I am working with an ex termly large datfarem. Here is a sample:
import pandas as pd
import numpy as np
df = pd.DataFrame({
'ID': ['A', 'A', 'A', 'X', 'X', 'Y'],
})
ID
0 A
1 A
2 A
3 X
4 X
5 Y
Now, given the frequency of each value in column '''ID''', I want to calculate a weight using the function below and add a column that has the weight associated with each value in '''ID'''.
def get_weights_inverse_num_of_samples(label_counts, power=1.):
no_of_classes = len(label_counts)
weights_for_samples = 1.0/np.power(np.array(label_counts), power)

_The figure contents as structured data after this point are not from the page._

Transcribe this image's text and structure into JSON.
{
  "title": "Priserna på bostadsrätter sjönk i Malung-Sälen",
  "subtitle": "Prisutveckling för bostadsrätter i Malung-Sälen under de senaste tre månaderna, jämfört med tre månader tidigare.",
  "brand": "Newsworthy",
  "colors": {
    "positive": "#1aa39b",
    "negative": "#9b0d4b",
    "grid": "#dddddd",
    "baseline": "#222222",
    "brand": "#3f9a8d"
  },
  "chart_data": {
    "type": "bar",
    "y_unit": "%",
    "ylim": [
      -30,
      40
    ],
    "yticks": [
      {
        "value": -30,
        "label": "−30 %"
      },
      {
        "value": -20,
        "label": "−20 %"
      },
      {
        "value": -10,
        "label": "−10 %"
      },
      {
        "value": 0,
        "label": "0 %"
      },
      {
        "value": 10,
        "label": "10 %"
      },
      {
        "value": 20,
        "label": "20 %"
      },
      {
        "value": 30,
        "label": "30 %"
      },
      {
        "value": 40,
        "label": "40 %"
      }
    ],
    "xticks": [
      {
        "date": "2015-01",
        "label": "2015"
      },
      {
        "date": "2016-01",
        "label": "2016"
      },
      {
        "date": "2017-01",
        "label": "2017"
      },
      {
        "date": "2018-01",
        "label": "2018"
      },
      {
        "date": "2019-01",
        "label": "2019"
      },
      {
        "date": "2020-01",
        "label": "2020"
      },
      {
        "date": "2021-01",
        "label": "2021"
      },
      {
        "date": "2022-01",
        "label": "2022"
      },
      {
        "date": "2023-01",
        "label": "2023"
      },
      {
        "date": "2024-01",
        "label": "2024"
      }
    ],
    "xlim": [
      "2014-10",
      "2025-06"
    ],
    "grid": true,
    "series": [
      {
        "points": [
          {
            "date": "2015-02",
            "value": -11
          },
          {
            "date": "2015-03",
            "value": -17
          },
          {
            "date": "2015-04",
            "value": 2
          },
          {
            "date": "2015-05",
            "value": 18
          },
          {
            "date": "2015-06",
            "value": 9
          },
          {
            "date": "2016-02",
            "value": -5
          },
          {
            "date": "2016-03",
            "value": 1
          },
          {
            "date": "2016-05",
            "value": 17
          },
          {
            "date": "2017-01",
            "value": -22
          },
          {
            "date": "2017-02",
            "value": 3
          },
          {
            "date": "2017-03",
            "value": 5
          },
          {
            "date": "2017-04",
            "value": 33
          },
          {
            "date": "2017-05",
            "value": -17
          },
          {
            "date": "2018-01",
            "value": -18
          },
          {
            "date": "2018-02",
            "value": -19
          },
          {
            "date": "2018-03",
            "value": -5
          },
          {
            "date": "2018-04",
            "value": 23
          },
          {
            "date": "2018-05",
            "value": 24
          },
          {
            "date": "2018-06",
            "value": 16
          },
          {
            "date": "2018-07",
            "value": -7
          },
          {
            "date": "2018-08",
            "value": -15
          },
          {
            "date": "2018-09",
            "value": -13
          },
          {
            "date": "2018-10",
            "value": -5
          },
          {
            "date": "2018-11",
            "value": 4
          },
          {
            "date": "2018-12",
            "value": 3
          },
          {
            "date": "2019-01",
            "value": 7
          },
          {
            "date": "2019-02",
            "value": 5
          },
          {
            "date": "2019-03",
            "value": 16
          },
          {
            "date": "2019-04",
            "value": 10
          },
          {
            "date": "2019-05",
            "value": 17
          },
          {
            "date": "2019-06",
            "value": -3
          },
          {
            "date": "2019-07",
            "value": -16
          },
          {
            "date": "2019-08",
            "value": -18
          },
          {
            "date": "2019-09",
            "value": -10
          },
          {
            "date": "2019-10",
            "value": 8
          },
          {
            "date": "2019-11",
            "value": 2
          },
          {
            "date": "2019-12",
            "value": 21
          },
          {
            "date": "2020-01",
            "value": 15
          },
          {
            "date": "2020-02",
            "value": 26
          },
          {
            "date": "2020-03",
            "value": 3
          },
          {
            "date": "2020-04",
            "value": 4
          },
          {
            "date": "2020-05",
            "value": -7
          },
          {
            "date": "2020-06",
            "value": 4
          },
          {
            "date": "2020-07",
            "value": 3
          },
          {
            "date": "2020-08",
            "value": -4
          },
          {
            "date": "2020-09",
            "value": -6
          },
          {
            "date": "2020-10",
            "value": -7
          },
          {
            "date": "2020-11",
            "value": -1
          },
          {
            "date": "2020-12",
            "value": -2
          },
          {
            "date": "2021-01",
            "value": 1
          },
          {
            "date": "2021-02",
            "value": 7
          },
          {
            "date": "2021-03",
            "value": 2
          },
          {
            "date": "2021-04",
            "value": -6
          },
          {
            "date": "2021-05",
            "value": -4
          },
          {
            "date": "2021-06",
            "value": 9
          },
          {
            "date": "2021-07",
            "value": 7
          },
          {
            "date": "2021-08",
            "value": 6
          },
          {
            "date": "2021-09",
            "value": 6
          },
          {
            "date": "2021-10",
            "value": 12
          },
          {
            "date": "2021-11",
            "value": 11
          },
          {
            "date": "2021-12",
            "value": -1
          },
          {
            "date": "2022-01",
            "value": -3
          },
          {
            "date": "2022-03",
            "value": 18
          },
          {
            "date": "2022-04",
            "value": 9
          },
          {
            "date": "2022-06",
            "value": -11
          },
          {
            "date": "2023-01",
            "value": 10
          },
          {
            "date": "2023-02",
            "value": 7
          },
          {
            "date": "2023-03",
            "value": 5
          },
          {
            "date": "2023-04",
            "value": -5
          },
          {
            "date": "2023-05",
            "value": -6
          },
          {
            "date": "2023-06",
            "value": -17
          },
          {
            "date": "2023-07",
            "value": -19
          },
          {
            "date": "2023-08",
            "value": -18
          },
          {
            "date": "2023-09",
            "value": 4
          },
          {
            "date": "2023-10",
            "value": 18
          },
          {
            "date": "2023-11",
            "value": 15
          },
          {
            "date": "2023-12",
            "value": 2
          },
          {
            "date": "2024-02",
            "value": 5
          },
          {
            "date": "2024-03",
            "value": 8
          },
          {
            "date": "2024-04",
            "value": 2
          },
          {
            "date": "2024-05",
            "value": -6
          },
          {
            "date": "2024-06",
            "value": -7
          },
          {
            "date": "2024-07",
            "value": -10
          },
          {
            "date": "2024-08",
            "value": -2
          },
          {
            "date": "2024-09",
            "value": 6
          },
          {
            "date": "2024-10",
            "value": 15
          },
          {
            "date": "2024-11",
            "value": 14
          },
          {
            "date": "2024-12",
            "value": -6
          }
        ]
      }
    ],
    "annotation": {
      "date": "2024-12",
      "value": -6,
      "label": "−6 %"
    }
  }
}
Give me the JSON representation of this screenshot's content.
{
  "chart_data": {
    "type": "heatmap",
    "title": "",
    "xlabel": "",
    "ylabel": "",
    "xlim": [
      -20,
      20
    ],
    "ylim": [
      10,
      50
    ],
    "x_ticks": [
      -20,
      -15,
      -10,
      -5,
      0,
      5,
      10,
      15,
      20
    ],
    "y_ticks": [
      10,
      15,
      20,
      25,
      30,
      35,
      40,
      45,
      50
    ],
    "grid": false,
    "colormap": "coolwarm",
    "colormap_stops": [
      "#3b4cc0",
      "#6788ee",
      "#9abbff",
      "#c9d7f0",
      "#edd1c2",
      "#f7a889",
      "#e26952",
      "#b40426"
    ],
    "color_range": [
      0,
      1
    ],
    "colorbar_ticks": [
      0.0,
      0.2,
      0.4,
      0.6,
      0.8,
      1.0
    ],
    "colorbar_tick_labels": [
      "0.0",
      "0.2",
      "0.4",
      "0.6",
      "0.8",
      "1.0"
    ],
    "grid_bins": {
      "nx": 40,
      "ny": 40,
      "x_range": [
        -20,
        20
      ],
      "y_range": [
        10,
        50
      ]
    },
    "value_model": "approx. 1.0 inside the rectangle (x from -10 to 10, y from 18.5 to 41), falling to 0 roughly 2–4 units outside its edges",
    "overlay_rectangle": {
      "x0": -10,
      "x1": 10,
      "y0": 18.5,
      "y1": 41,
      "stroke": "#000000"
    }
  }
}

weights_for_samples = weights_for_samples/ np.sum(weights_for_samples)*no_of_classes
return weights_for_samples
freq = df.value_counts()
print(freq)
ID
A 3
X 2
Y 1
weights = get_weights_inverse_num_of_samples(freq)
print(weights)
[0.54545455 0.81818182 1.63636364]
So, I am looking for an efficient way to get a dataframe like this given the above weights:
ID sample_weight
0 A 0.54545455
1 A 0.54545455
2 A 0.54545455
3 X 0.81818182
4 X 0.81818182
5 Y 1.63636364
CodePudding user response:
You can map
the values:
df['sample_weight'] = df['ID'].map(dict(zip(freq.index.get_level_values(0), weights)))
NB. value_counts
returns a MultiIndex with a single level, thus the needed get_level_values
.
As noted by @ScottBoston, a better approach would be to use:
freq = df['ID'].value_counts()
df['sample_weight'] = df['ID'].map(dict(zip(freq.index, weights)))
Output:
ID sample_weight
0 A 0.545455
1 A 0.545455
2 A 0.545455
3 X 0.818182
4 X 0.818182
5 Y 1.636364
CodePudding user response:
If you rely on duck-typing a little bit more, you can rewrite your function to return the same input type as outputted.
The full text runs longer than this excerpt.